More and more books began to be published in local languages, rather than Latin. Before the year 1500, three quarters of all books were written in Latin. This figure would quickly be reversed. English editions of Chaucer's Canterbury Tales and Italian editions of Dante's Divine Comedy were some of the early successes. Printing in the local language made reading available to people who did not know Latin, including many women. Moreover, spelling started to become standardized. Local languages were strengthened, and translations became common, leading to a decline in the use of Latin, apart from in the Church and universities.

A map of the world with fantastical creatures from Hartmann Schedel's The Nuremberg Chronicle (Liber chronicarum), 1493. The Chronicle is a history of the world from its creation to the 15th century.
This map was based upon that of Ptolemy, an Egyptian geographer, in the 2nd century C.E. and therefore does not reflect the discovery of the Americas by Columbus. The world is surrounded by the 12 winds and the three sons of Noah, who represent the three known continents of the time — Africa, Asia, and Europe.

The Tower of Babel from Hartmann Schedel's The Nuremberg Chronicle (Liber chronicarum), 1493. Printed in Nuremberg by Anton Koberger, and illustrated by Michael Wolgemut and Wilhelm Pleyenwurff. There are 1809 illustrations made from 645 woodblocks, meaning that some images were repeated several times. For example, several cities were represented by the same woodblock print. Albrecht Dürer, perhaps the greatest German artist of the Renaissance period, was an apprentice in Wolgemut's studio, and may have had a hand in creating some of the illustrations.

Censorship

The Catholic Church quickly realized the potential of the printing press as a challenge to its influence. Censorship was introduced into the print shop in 1487, when Pope Innocent VIII required that Church authorities approve all books before publication. The Church had censored books for centuries, though it became much more difficult to do so after the invention of printing. Controlling a dozen painfully copied manuscripts of a forbidden text may have been a manageable task, but controlling the thousands of copies churning off the presses every year was quite another matter. One of these forbidden texts was the Bible printed in any other language than Latin.

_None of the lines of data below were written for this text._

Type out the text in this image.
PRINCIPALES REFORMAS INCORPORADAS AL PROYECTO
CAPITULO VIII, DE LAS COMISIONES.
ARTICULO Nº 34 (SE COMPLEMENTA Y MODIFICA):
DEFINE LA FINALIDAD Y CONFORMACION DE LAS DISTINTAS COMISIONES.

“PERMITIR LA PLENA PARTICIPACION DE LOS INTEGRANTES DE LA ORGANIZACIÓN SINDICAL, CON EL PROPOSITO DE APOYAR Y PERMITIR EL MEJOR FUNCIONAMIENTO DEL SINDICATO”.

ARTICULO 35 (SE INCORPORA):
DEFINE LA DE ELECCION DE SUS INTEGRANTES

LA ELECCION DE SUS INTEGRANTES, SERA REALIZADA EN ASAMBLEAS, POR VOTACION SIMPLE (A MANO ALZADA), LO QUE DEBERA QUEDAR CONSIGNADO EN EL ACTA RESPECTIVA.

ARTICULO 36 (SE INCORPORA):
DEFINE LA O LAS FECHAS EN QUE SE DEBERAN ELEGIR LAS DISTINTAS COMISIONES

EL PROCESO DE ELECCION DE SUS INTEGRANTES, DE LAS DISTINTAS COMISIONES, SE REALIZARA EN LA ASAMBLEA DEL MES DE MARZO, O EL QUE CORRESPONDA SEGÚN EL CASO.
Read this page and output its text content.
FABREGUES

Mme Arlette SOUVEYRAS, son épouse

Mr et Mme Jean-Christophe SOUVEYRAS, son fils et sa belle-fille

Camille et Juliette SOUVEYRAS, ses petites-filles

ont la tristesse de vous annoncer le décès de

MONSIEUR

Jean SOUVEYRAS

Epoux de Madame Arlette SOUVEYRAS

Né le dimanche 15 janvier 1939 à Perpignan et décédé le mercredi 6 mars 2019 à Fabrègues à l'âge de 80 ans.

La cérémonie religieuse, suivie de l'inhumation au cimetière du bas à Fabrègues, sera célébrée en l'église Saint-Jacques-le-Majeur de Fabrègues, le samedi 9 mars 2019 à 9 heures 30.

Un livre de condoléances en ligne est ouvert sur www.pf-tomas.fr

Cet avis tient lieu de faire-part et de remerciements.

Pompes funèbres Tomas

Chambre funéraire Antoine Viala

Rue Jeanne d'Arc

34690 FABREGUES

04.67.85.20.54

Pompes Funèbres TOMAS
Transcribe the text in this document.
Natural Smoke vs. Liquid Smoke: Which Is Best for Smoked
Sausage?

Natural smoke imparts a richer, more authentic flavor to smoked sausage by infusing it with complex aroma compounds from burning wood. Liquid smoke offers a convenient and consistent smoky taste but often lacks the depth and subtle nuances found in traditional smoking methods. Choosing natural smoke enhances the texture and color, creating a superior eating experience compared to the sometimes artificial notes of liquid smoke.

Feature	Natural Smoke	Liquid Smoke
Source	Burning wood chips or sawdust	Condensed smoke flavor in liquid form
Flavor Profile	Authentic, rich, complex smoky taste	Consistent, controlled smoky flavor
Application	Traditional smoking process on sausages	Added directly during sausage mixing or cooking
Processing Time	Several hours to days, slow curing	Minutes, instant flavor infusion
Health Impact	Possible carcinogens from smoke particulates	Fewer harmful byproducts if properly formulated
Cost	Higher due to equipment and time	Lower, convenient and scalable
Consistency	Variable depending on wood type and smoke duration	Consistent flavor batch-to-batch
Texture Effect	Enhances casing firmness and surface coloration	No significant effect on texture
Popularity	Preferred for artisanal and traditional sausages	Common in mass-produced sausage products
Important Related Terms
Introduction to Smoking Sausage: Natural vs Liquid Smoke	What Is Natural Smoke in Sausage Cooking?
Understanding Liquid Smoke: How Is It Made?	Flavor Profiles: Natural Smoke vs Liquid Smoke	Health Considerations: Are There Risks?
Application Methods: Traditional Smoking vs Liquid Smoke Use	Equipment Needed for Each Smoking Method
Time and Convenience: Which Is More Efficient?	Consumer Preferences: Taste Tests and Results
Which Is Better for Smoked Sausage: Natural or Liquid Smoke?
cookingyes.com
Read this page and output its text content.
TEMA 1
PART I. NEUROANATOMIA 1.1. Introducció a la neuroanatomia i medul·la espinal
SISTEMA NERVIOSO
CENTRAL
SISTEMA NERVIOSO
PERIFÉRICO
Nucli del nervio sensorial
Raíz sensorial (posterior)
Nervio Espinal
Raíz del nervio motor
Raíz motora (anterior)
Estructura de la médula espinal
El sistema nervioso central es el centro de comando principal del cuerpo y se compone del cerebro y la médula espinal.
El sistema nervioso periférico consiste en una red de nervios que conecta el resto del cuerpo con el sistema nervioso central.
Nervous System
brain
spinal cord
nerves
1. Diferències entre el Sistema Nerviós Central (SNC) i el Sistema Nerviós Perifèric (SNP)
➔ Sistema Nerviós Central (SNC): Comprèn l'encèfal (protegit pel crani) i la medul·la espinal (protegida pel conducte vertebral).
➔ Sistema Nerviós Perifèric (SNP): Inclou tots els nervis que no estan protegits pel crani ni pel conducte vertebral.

Illustration of burning books from Hartmann Schedel's The Nuremberg Chronicle (Liber chronicarum), 1493. The illustrations were colored by hand. Koberger published both a Latin and a German edition of the Chronicle in the same year.

The Reformation

The Protestant Reformation movement began in 1517 with Martin Luther and his insistence that all Christians be able to read the Bible in their own language. The printing press helped to spread his message and eventually end the hold of the Catholic Church over much of northern Europe. The press as a tool of political and cultural change ensured the world would never be the same again. News of scientific and geographic discoveries now quickly circulated. Medical texts were published with detailed anatomical illustrations. Mass communication became possible on a scale that was unparalleled. Gutenberg the man may still be a mystery, but his invention helped to enlighten the world in a way that was impossible with manuscripts.